Question

How do you factor `x³+x²-x-1`?

Answer 1

The complete factorization is `(x+1)^2(x−1)` or `(x+1)(x+1)(x−1)`.

Explanation:

I used synthetic division to solve this. (Do you need further explanation?)

Answer 2

You can factor by grouping to find:

`x^3+x^2-x-1 = (x^2-1)(x+1)`

Then use the difference of squares identity to find:

`(x^2-1)(x+1) = (x-1)(x+1)(x+1) = (x-1)(x+1)^2`

Explanation:

First factor by grouping:

`x^3+x^2-x-1 = (x^3+x^2)-(x+1) = x^2(x+1)-1(x+1) = (x^2-1)(x+1)`

Then notice that `x^2-1 = x^2-1^2` is a difference of squares, so we can use the difference of squares identity [ `a^2-b^2 = (a-b)(a+b)` ] to find:

`(x^2-1)(x+1) = (x-1)(x+1)(x+1) = (x-1)(x+1)^2`

Alternatively, notice that the sum of the coefficients (`1+1-1-1`) is `0`, so `x=1` is a zero of this cubic polynomial and `(x-1)` is a factor.

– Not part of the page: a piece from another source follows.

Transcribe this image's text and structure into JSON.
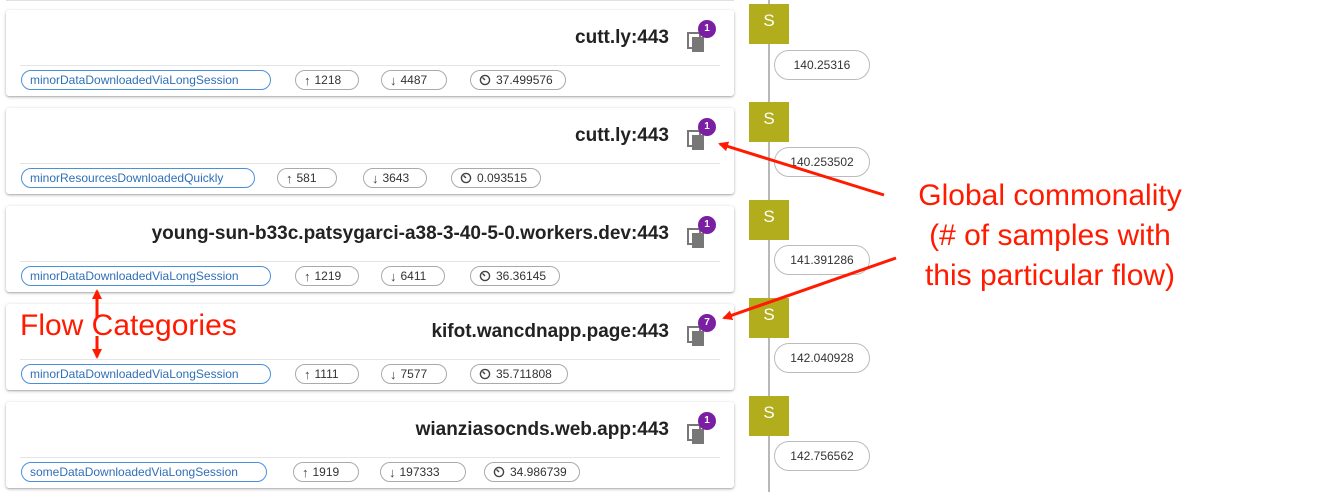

Divide `x^3+x^2-x-1` by `(x-1)` to get `x^2+2x+1` :

Then recognise that `x^2+2x+1 = (x+1)^2` is a perfect square trinomial. One little trick to spot this one is that `11^2 = 121`, the `1,2,1` matching the coefficients of the quadratic and `1,1` matching the coefficients of the linear factor.